KANSAS CITY, Mo. — The Jackson County Legislature voted Monday to extend the indoor mask mandate, which impacts schools in the eastern part of the county, for another month.
The mask mandate, which was set to expire Oct. 7, has been extended to Nov. 7 by a 6-2 vote.
Council members Jalen Anderson, Crystal Williams, Tony Miller, Scott Burnett, Charlie Franklin and Ronald E. Finley voted for the ordinance.
Two council members who refuse to wear masks during meetings, Theresa Cass Galvin and Jeanie Lauer, voted against the ordinance.
Dan Tarwater III, who previously voted against the ordinance, was absent.
Councilman Jalen Anderson, who was among the resolution’s sponsors, acknowledged that cases have dropped significantly since the mask ordinance, but he said that’s a credit to the mask ordinance and not a reason to end it.
He pointed out that Jackson County continues to lag behind Johnson County, Kansas, in terms of vaccination rate and urged a redoubling of the effort to increase its vaccination rate.
Jackson County Health Department Director Bridgette Shaffer said during her presentation in support of a 30-day extension that only 53% of eligible Jackson County residents have initiated the vaccination process and only 47% have completed it.
Nearly 63% of Johnson County residents have completed vaccination, according to the Johnson County Department of Health and Environment.
Shaffer said the 25- to 44-year-old age group is lagging significantly behind with respect to vaccination rate and the most growth has been seen among 10- to 14-year-olds during the last month.
“We know our vaccination rates are still inadequate,” she said.
In asking the legislature to renew the ordinance, Shaffer noted that eastern Jackson County’s case rate remained high at 139.95 new cases per 100,000 in the past seven days.
The Centers for Disease Control and Prevention categorize any locale with a transmission rate above 100 cases per 100,000 as high transmission.
The current case positivity rate, which Shaffer said was 7.19%, is in the moderate range and has declined in recent weeks.
According to Shaffer, 20-24-year-olds have the highest case rate at the moment, but case rates also have been increasing among 10-19-year-olds as well.
“We are seeing that shift in that younger age group,” Shaffer said.
Sick children were the focus of many council members who supported the ordinance.
“Sick kids is a bad thing,” Williams said.
Lee’s Summit R-7 Superintendent Dr. David Buck said last year most cases in the district were among adults.
But now that an estimated 90% of adult staff have been vaccinated and with the emergence of the delta variant, which is more transmissible and causes more serious disease in children, that has shifted.
“Most of our cases this year are students,” Buck said.“... It’s definitely not adults getting the positive cases like last year. It’s definitely the kids. Delta has shifted that.”
He credited in-school masking, which reduces the number of close contacts when someone tests positive, with helping reduce the number of quarantines required per positive case.
Miller said his goal in voting for the ordinance was to keep children in classrooms — citing the cost of education, nutrition and the chance to monitor for abuse associated with kids not being in school.
“I don’t have any particular interest in interfering with anyone’s life, livelihood or anything else,” he said. “But what I do have our interest in is keeping our children in school. ... If wearing a mask is a measure and short-term response to what we can do to keep people in school, then that’s what we need to do.”
Shaffer testified that recent studies have demonstrated the effectiveness of masks.

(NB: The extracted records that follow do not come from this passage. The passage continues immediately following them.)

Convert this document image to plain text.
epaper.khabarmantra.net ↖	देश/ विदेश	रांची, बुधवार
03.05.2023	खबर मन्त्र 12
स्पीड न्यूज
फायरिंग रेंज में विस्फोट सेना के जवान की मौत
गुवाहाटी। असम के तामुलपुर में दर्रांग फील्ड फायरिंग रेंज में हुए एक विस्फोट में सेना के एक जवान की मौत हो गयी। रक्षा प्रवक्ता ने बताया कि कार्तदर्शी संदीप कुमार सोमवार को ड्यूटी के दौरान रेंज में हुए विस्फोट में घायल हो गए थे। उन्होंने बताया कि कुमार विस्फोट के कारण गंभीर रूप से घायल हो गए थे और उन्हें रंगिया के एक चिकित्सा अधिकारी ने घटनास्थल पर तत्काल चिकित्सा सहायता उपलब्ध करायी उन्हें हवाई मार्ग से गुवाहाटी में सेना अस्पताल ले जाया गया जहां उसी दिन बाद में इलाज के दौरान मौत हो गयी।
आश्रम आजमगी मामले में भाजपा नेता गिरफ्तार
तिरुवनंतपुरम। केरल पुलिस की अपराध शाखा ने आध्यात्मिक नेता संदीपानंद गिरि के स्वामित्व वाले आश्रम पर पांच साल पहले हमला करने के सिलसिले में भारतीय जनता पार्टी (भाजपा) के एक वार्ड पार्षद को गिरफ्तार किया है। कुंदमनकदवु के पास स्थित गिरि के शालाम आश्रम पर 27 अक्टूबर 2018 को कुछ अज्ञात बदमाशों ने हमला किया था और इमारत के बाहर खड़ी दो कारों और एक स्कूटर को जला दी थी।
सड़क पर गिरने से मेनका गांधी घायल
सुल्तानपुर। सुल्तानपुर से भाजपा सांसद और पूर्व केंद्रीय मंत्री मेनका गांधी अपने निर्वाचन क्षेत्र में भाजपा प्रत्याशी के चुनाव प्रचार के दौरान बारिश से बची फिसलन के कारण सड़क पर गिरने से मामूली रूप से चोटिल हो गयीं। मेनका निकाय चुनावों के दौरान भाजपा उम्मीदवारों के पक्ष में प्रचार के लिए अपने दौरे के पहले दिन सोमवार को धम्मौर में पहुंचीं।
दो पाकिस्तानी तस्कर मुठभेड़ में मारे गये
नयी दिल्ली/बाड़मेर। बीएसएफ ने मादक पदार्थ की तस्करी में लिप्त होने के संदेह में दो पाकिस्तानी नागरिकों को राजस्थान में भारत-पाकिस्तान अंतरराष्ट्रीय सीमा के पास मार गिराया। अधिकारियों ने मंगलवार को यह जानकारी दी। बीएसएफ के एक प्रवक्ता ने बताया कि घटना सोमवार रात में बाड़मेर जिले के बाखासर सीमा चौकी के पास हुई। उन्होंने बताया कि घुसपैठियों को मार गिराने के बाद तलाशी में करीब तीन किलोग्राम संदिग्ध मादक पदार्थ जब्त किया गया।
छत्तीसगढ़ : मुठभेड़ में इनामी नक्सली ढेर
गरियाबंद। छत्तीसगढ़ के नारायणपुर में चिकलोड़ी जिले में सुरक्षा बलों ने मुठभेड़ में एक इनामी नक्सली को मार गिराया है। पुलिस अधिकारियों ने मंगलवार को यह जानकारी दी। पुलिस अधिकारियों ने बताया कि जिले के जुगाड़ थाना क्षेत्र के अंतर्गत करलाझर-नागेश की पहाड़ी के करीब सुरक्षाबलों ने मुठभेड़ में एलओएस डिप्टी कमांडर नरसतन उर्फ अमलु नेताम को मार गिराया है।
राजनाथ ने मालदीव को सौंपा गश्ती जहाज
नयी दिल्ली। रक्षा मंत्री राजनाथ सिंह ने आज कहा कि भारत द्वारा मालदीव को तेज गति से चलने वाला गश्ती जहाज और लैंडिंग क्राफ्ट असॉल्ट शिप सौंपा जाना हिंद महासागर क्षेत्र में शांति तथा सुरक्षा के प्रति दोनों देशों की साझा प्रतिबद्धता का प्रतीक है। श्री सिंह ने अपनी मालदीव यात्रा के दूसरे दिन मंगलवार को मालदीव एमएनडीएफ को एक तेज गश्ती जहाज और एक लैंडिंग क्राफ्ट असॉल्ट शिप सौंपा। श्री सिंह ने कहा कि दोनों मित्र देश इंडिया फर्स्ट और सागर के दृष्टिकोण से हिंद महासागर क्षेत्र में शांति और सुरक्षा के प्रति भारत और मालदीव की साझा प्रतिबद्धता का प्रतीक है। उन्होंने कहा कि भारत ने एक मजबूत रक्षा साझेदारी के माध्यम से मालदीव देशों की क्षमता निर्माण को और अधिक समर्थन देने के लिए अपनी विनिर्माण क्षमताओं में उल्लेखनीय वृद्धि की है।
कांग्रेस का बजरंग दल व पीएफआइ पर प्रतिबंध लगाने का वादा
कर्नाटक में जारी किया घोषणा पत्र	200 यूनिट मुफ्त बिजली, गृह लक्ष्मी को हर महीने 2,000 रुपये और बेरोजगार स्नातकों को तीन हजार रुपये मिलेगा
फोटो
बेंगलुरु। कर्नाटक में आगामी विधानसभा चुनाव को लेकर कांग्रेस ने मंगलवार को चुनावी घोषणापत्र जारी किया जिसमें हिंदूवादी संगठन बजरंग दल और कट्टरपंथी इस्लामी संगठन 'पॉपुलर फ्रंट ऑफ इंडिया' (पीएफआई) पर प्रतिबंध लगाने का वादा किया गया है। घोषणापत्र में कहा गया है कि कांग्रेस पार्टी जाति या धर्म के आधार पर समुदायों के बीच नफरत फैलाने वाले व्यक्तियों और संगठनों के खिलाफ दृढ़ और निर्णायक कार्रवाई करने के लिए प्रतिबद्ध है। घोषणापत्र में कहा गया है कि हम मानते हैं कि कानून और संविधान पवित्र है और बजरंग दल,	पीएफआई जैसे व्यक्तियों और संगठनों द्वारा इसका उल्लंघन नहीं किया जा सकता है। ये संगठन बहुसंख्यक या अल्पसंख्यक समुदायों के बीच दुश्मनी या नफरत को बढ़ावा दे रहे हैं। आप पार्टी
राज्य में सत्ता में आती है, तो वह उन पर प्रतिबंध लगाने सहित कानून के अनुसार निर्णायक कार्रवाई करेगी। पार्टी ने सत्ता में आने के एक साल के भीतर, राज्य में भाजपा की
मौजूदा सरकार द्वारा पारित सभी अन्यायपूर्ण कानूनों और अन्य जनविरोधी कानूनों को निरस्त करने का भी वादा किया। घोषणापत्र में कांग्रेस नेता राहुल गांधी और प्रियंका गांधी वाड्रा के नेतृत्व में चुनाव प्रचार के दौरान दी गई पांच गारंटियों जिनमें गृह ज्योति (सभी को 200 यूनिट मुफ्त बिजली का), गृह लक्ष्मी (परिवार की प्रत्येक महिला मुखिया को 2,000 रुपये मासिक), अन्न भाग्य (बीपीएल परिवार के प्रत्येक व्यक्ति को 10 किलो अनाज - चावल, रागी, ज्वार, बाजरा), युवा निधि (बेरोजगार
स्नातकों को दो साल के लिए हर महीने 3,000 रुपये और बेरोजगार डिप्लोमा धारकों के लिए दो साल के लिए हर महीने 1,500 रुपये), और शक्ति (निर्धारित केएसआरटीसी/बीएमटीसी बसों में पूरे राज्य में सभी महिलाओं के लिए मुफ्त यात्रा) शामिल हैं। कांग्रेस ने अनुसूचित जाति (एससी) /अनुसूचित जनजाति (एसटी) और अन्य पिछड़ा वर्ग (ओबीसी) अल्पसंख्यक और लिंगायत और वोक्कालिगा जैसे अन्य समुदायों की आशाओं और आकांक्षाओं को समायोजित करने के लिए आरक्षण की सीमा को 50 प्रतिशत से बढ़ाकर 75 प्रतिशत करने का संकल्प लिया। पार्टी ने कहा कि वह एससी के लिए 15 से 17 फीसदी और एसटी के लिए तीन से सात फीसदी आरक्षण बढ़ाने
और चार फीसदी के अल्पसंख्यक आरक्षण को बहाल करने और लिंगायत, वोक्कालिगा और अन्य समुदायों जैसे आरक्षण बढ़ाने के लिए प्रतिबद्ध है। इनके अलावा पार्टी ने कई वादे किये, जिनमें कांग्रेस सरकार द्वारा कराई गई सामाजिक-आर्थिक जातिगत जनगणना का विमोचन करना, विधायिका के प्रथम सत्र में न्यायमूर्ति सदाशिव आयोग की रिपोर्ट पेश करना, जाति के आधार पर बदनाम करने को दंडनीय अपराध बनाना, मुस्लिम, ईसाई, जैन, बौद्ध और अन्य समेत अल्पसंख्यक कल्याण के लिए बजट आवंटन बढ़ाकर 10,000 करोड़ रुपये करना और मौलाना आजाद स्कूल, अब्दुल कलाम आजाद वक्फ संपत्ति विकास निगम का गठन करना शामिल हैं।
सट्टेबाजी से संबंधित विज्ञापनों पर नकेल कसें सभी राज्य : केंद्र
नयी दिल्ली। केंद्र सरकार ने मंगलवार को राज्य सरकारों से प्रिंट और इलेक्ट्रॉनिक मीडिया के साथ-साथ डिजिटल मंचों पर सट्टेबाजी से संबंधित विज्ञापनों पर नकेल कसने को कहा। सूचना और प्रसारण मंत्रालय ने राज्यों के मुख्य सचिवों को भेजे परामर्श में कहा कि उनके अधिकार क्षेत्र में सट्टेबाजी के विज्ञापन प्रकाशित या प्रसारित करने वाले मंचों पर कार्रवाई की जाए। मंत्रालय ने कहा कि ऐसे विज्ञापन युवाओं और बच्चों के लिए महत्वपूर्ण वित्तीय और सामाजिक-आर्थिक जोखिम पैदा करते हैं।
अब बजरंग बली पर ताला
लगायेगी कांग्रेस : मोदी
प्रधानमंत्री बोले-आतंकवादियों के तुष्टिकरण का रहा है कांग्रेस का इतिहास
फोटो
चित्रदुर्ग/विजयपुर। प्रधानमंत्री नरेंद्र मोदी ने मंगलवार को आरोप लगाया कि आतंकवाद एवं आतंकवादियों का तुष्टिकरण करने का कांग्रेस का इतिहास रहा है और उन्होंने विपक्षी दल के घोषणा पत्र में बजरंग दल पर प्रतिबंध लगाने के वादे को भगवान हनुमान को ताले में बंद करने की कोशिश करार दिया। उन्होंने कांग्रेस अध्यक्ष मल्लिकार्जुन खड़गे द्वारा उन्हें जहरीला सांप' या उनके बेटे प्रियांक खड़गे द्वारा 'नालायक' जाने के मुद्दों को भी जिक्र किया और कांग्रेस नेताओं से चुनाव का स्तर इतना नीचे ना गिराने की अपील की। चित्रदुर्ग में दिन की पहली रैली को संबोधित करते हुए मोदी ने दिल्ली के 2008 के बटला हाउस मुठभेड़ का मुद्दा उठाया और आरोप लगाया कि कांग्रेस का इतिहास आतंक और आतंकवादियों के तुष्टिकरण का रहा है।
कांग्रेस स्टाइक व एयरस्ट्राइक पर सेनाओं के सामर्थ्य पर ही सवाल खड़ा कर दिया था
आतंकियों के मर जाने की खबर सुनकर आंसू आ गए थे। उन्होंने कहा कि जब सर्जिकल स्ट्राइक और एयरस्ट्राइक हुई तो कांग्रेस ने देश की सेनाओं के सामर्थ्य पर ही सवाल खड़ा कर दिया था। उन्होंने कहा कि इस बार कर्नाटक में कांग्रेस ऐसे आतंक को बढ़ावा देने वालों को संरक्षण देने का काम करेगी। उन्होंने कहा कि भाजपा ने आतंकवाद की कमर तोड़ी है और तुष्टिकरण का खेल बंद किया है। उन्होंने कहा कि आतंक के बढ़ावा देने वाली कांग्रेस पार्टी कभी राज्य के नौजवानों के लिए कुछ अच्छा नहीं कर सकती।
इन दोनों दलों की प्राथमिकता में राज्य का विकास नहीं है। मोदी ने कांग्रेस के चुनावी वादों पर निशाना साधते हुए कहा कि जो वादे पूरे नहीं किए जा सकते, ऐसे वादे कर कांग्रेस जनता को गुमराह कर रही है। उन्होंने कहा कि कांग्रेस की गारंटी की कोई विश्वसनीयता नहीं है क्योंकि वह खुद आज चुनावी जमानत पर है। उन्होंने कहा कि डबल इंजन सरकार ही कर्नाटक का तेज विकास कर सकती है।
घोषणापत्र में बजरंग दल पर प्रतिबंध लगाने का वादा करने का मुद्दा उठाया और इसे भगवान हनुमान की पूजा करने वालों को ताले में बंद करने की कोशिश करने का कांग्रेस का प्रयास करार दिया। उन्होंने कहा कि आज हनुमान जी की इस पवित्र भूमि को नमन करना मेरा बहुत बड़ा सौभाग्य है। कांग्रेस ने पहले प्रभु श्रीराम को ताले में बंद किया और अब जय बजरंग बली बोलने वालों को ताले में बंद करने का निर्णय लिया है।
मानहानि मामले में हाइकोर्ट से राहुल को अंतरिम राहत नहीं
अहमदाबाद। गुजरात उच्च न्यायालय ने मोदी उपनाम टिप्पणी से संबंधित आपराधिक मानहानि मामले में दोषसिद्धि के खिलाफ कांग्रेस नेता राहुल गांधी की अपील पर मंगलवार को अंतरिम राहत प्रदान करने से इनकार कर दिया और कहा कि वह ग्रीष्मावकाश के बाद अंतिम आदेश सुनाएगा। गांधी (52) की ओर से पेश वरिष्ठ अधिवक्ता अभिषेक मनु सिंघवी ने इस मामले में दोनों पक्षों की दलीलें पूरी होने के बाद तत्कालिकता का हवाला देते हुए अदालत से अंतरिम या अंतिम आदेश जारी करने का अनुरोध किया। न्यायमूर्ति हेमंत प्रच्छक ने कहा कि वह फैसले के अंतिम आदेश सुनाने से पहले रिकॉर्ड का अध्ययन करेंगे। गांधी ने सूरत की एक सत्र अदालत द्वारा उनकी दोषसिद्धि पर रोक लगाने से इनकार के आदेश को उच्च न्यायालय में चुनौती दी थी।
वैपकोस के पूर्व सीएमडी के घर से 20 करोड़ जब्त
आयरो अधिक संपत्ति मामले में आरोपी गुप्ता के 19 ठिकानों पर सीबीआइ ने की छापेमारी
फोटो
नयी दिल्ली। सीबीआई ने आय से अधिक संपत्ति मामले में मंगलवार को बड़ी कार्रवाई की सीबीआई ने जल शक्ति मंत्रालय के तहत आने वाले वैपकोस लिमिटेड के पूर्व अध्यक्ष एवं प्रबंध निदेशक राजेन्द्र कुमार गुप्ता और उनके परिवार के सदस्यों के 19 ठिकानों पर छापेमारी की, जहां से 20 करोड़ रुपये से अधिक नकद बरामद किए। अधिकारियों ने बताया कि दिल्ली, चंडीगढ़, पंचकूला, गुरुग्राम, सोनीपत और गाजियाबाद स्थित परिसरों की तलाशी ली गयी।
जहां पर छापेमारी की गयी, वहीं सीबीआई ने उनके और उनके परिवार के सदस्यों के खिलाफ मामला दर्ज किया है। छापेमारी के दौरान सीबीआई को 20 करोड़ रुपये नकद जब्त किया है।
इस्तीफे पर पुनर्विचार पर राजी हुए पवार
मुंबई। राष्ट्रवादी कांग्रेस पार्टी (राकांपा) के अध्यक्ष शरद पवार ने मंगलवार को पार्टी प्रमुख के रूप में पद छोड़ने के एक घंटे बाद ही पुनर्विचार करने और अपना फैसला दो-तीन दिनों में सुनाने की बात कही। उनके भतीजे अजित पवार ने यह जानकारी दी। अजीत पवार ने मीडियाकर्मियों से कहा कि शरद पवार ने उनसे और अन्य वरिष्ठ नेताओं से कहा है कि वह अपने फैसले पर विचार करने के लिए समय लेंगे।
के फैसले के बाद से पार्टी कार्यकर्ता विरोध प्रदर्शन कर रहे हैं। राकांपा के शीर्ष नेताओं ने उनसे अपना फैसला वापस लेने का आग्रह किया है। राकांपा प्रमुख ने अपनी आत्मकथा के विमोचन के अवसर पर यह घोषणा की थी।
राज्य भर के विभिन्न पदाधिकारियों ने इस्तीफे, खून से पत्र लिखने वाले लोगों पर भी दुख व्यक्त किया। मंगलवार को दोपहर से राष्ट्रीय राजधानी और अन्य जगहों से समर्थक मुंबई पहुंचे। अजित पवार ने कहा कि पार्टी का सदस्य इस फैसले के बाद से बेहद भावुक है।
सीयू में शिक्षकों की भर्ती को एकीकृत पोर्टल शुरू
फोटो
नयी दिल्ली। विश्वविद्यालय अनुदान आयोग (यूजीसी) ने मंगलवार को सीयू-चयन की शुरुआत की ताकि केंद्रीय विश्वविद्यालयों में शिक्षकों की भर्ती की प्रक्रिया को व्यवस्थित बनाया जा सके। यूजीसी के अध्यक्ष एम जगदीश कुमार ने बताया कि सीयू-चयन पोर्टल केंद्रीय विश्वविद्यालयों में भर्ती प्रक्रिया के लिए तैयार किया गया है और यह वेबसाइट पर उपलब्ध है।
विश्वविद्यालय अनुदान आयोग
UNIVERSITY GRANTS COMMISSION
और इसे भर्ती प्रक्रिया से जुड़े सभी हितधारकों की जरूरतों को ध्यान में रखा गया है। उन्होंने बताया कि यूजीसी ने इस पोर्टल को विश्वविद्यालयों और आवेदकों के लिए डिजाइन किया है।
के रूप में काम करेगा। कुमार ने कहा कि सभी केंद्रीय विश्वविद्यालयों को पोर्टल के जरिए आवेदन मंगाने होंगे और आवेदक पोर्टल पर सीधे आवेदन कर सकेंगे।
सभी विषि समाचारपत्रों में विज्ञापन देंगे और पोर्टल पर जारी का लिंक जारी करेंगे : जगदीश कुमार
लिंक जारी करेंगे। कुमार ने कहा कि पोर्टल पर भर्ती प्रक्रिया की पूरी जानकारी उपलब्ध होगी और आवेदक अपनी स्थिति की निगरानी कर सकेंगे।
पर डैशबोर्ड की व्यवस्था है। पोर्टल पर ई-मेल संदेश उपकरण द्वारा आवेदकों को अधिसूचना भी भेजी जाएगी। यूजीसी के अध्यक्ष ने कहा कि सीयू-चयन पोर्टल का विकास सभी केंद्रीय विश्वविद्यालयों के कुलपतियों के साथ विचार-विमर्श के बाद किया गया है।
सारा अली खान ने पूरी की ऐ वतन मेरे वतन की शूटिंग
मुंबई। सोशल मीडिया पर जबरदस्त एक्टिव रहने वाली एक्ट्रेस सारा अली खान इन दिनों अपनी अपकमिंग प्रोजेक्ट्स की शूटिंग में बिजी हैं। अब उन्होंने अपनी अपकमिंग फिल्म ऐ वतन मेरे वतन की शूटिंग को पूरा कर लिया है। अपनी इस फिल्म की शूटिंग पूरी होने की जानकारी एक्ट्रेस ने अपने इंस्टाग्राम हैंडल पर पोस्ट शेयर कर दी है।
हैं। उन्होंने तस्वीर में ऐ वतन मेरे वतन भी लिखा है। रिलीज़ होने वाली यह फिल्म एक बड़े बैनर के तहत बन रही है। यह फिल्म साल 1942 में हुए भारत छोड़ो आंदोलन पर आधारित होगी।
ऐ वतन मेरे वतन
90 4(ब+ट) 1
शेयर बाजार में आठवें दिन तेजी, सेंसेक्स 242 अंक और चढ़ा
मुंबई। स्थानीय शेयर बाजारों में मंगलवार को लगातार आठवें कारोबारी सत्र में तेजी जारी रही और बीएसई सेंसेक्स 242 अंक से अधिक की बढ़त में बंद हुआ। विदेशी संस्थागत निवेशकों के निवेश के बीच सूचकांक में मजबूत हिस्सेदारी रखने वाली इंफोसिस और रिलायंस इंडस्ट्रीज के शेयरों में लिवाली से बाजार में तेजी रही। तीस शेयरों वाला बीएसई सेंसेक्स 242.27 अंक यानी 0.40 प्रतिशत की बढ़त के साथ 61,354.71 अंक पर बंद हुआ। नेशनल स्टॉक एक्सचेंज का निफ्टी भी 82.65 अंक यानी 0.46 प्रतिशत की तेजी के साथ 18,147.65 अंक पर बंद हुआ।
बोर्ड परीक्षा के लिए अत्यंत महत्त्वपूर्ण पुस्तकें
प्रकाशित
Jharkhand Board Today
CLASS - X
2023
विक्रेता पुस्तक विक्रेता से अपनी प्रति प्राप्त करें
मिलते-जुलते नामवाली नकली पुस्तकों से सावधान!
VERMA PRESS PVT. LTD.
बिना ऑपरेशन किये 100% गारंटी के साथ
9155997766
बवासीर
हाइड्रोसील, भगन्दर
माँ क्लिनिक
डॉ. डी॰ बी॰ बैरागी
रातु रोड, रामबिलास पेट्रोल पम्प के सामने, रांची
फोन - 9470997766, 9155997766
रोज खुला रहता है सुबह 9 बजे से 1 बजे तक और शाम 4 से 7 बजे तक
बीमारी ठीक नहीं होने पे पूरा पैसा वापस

She said schools without a mask mandate are 3.5 times more likely to have a COVID-19 outbreak and noted that case rates have been more than double in schools without mask mandates compared to schools with mask mandates.
Shaffer recommended continuing to follow CDC advice, which recommends a layered approach that includes vaccination, testing, contact tracing, isolation and quarantining of positive patients, social distancing, mask wearing, and other hygiene practices.
She also noted that “there is still a strain on the health care system.”
While the number of new hospitalizations have declined from 141 on Aug. 25 to an average of 102 on Sept. 24, bed shortages remain a problem with staffing shortages.
The Kansas City, Missouri, City Council will consider a similar measure later this week.
Missouri Attorney General Eric Schmitt, who sued the county in August about the mask mandate, called the ordinance "government overreach" and said his lawsuit against Jackson County will proceed.
The Missouri legislature put additional restrictions on health officials and government bodies seeking to impose emergency health orders last spring.
The new law requires the legislature to renew the extension by a two-thirds majority every 30 days.